As I noted earlier, it’s written in the form of a diary over a six-and-a-half month period, by an officer who gets recruited, coerced when you consider the details, into becoming an operative in Level 7. This is a bunker built four thousand feet below the earth’s surface, holding five hundred men and women, and is responsible for our reprisal to a nuclear attack by our enemy.
The author of the diary is a push-button officer, who simply sits at a console six hours a day (there are four such officers in Level 7) and awaits the command to push the button.
Roshwald attempts to universalize the experience of this man by removing all extraneous detail, such as the officer’s nationality, the enemy’s nationality, and all proper place names. The military, in its somewhat dubious wisdom, even removes the birth names of the denizens of this level, giving each a code for his occupation and a number. The author of the diary is known to us only as X-127.
X-127 fills the early part of his journal explaining the routine of Level 7, which quickly grows tedious, and then the attempts by unseen masters to create a more utopian society underground. Because, once you go down to Level 7, to avoid compromise that could result in the deaths of millions, you don’t come back up to the surface.
Then one day, X-127 is ordered to push the button.
It is over in three hours. The surface has been annihilated in a nuclear war. Our hero remains oddly unaffected (as do most – all occupants of Level 7 have been psychologically screened and very few have relatives surfaceside). His partner, however, X-107, hangs himself.
Now: dread. There are other levels, the more larger the more closer to the surface and thus occupied with whoever the government deems as lesser in importance. Level 7 can communicate with these levels, as well as surviving enemy levels.
Once such level decides to send a husband-and-wife volunteer team to the surface to describe and experience the carnage. And describe they do. Death by radiation sickness, while not violent, is truly a horrifying way to die. After a few days, the team is no longer strong enough to transmit reports, and then we realize: silence equals death.
Daily life, mundane and pointless, continues on Level 7.
Then, one by one, the other levels fall silent.
The lethal radiation on the surface is seeping downward, dripping into waterways, overcoming air filtration systems and poisoning food supplies. The levels closest to the surface, panicking, broadcast their death spasms as they fall silent, one by one. Some, such as the enemy’s levels and Level 6, fall silent without any explanation whatsoever.

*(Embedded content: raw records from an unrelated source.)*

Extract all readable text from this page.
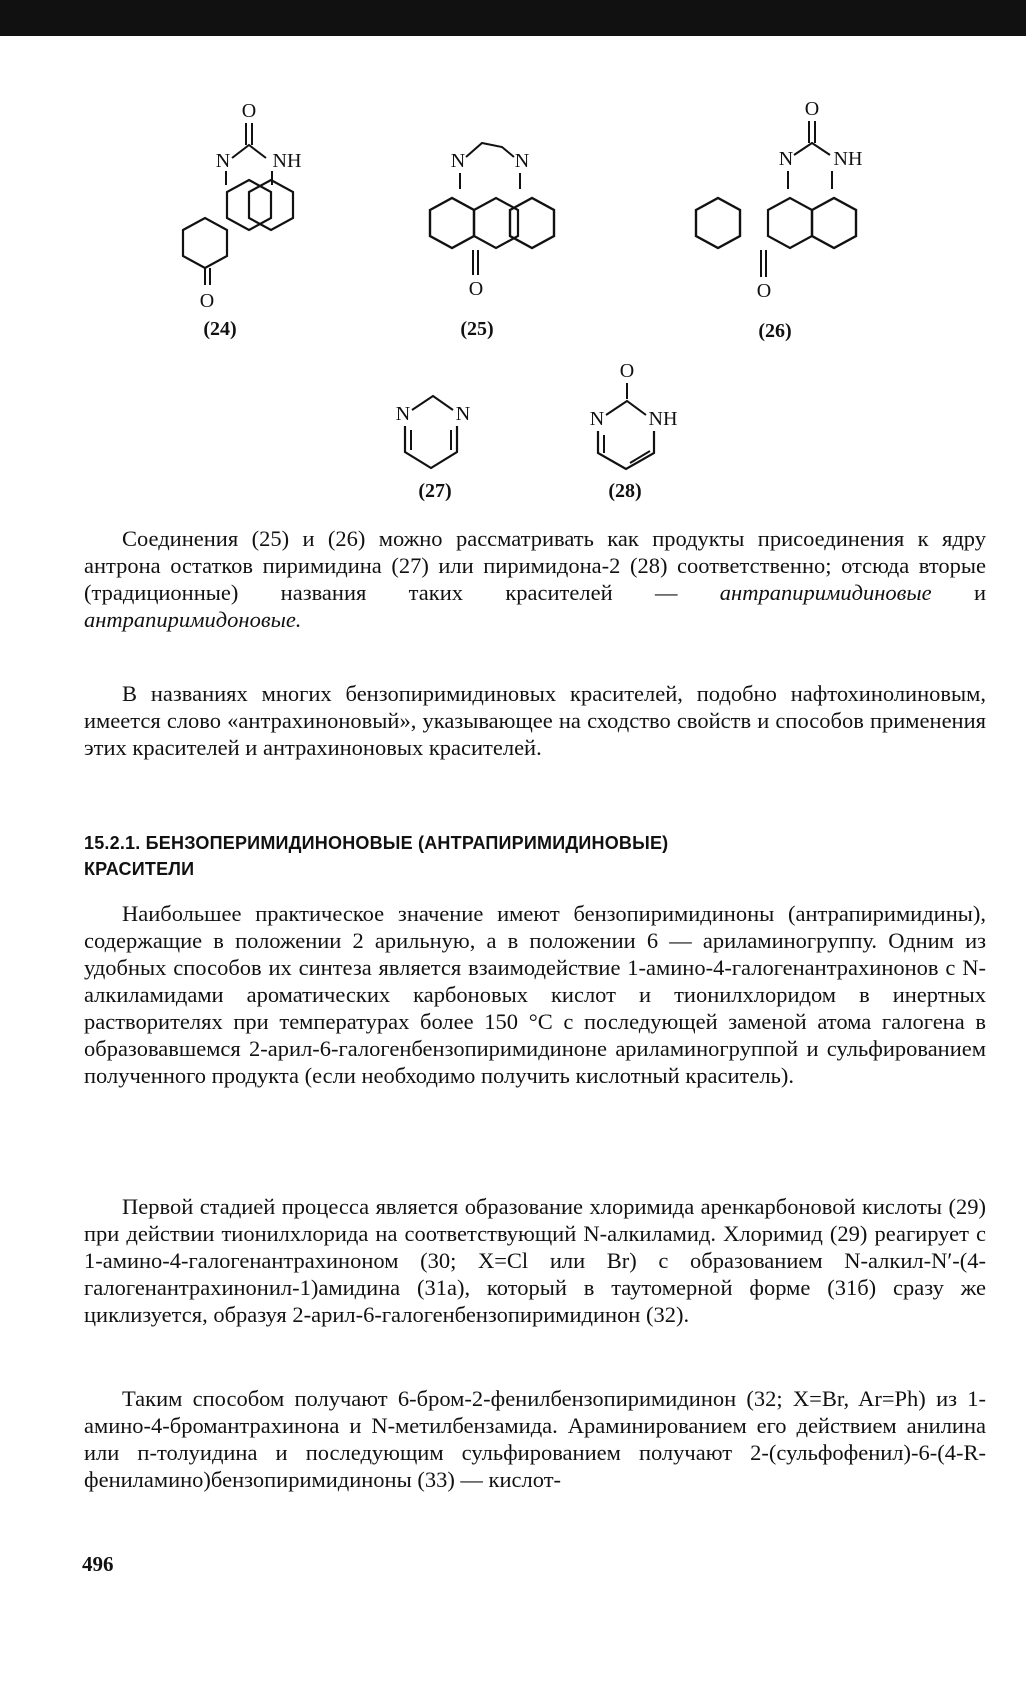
O
N NH
O
(24)
N N
O
(25)
O
N NH
O
(26)
N N
(27)
O
N NH
(28)

Соединения (25) и (26) можно рассматривать как продукты присоединения к ядру антрона остатков пиримидина (27) или пиримидона-2 (28) соответственно; отсюда вторые (традиционные) названия таких красителей — антрапиримидиновые и антрапиримидоновые.

В названиях многих бензопиримидиновых красителей, подобно нафтохинолиновым, имеется слово «антрахиноновый», указывающее на сходство свойств и способов применения этих красителей и антрахиноновых красителей.

15.2.1. БЕНЗОПЕРИМИДИНОНОВЫЕ (АНТРАПИРИМИДИНОВЫЕ)
КРАСИТЕЛИ

Наибольшее практическое значение имеют бензопиримидиноны (антрапиримидины), содержащие в положении 2 арильную, а в положении 6 — ариламиногруппу. Одним из удобных способов их синтеза является взаимодействие 1-амино-4-галогенантрахинонов с N-алкиламидами ароматических карбоновых кислот и тионилхлоридом в инертных растворителях при температурах более 150 °C с последующей заменой атома галогена в образовавшемся 2-арил-6-галогенбензопиримидиноне ариламиногруппой и сульфированием полученного продукта (если необходимо получить кислотный краситель).

Первой стадией процесса является образование хлоримида аренкарбоновой кислоты (29) при действии тионилхлорида на соответствующий N-алкиламид. Хлоримид (29) реагирует с 1-амино-4-галогенантрахиноном (30; X=Cl или Br) с образованием N-алкил-N′-(4-галогенантрахинонил-1)амидина (31а), который в таутомерной форме (31б) сразу же циклизуется, образуя 2-арил-6-галогенбензопиримидинон (32).

Таким способом получают 6-бром-2-фенилбензопиримидинон (32; X=Br, Ar=Ph) из 1-амино-4-бромантрахинона и N-метилбензамида. Араминированием его действием анилина или п-толуидина и последующим сульфированием получают 2-(сульфофенил)-6-(4-R-фениламино)бензопиримидиноны (33) — кислот-

496
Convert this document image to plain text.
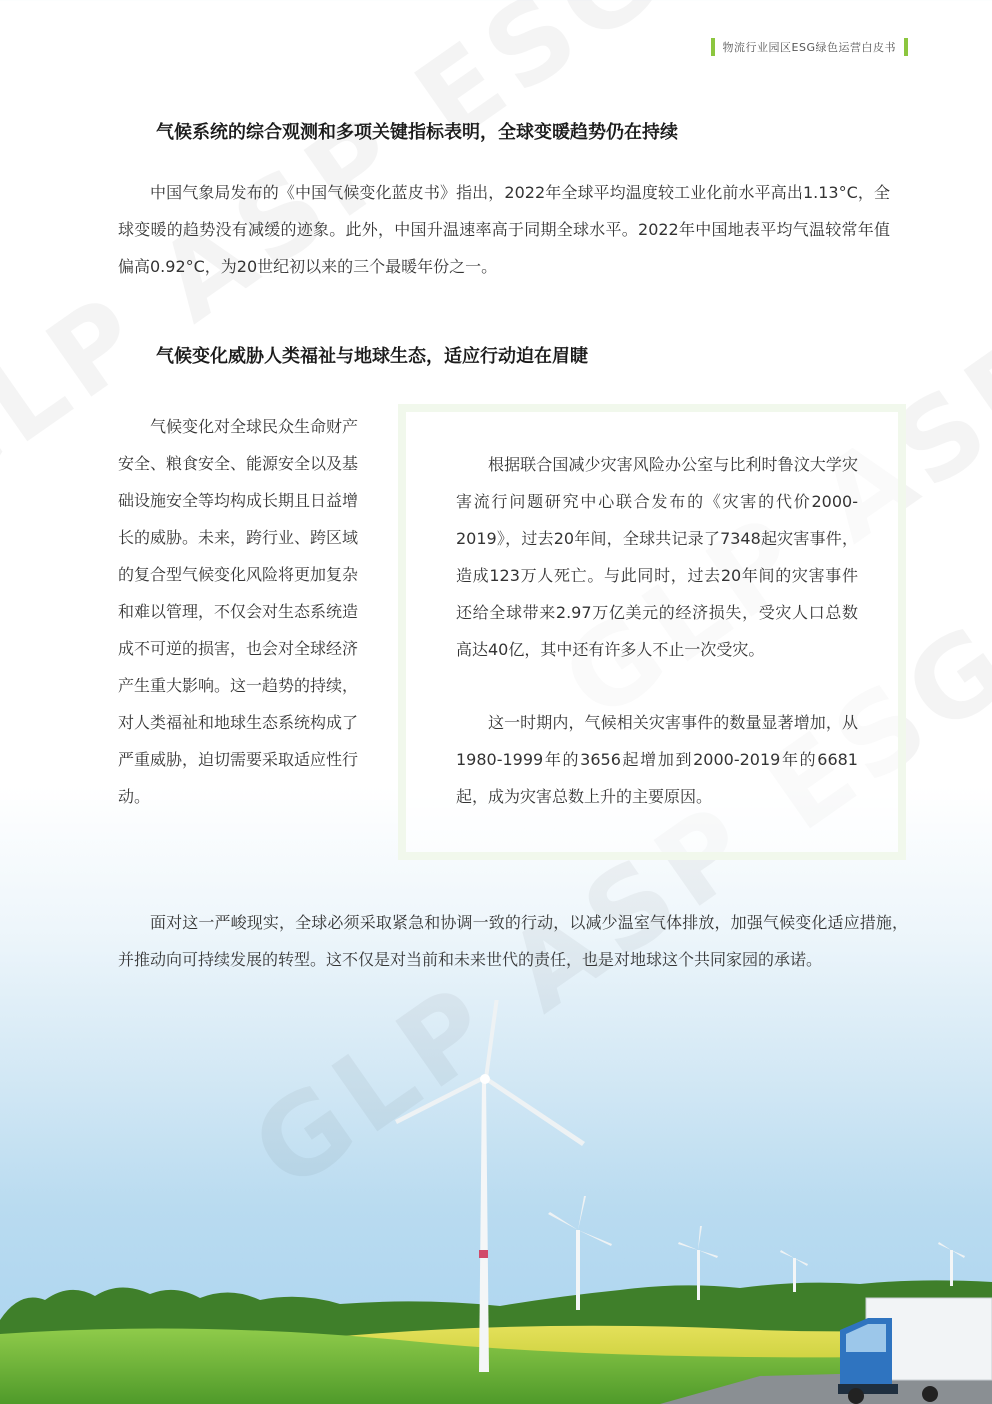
物流行业园区ESG绿色运营白皮书
气候系统的综合观测和多项关键指标表明，全球变暖趋势仍在持续
中国气象局发布的《中国气候变化蓝皮书》指出，2022年全球平均温度较工业化前水平高出1.13°C，全球变暖的趋势没有减缓的迹象。此外，中国升温速率高于同期全球水平。2022年中国地表平均气温较常年值偏高0.92°C，为20世纪初以来的三个最暖年份之一。
气候变化威胁人类福祉与地球生态，适应行动迫在眉睫
气候变化对全球民众生命财产安全、粮食安全、能源安全以及基础设施安全等均构成长期且日益增长的威胁。未来，跨行业、跨区域的复合型气候变化风险将更加复杂和难以管理，不仅会对生态系统造成不可逆的损害，也会对全球经济产生重大影响。这一趋势的持续，对人类福祉和地球生态系统构成了严重威胁，迫切需要采取适应性行动。
根据联合国减少灾害风险办公室与比利时鲁汶大学灾害流行问题研究中心联合发布的《灾害的代价2000-2019》，过去20年间，全球共记录了7348起灾害事件，造成123万人死亡。与此同时，过去20年间的灾害事件还给全球带来2.97万亿美元的经济损失，受灾人口总数高达40亿，其中还有许多人不止一次受灾。
这一时期内，气候相关灾害事件的数量显著增加，从1980-1999年的3656起增加到2000-2019年的6681起，成为灾害总数上升的主要原因。
面对这一严峻现实，全球必须采取紧急和协调一致的行动，以减少温室气体排放，加强气候变化适应措施，并推动向可持续发展的转型。这不仅是对当前和未来世代的责任，也是对地球这个共同家园的承诺。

But Level 7 should be safe, no? The designers saw to it that it would. They have a 10,000 year supply of food and water somehow; they’re almost cocooned off from the entire world. Besides, babies are beginning to be born. Life is returning to normal, at least in a superficial way. The author occupies himself with writing jokes and crafting a new mythology to teach the children.
Then, a person in Level 7 succombs to radiation poisoning. And the problem with radiation poisoning seems to be its tendency to spread exponentially.
A day or so later, half the level is experiencing sickness. The first fatalities occur when it is realized that it is not the surface radiation that is killing the level. No, it is true that Level 7 is safe from outside radiation. This problem is much worse.
It’s the level’s own nuclear reactor, its only source of power, that is leaking. Somehow, some random stab of fate, something went wrong. Men risk their lives to repair it, without success. A few agonizing hours later, most are too weak to even think of a solution. Most die where they fall.
The author is able to get into his bunk, where he scrawls his final entry, his final, heart-rending entry, and dies as the last person alive on the planet earth.
Dread. That sickening feeling, perhaps too much like radiation poisoning, that conviction that something nasty is coming for you, relentless and unstoppable. Roshwald here is a master of dread. If any author wished his words to be etched in the reader’s memory, dread, a perverted aphrodisiac, is a very potent tool.
Level 7 is the most dreadful book I’ve ever read. And that is the terrible and terrifying vision I saw at the top of the mountain. It is one you won’t easily forget.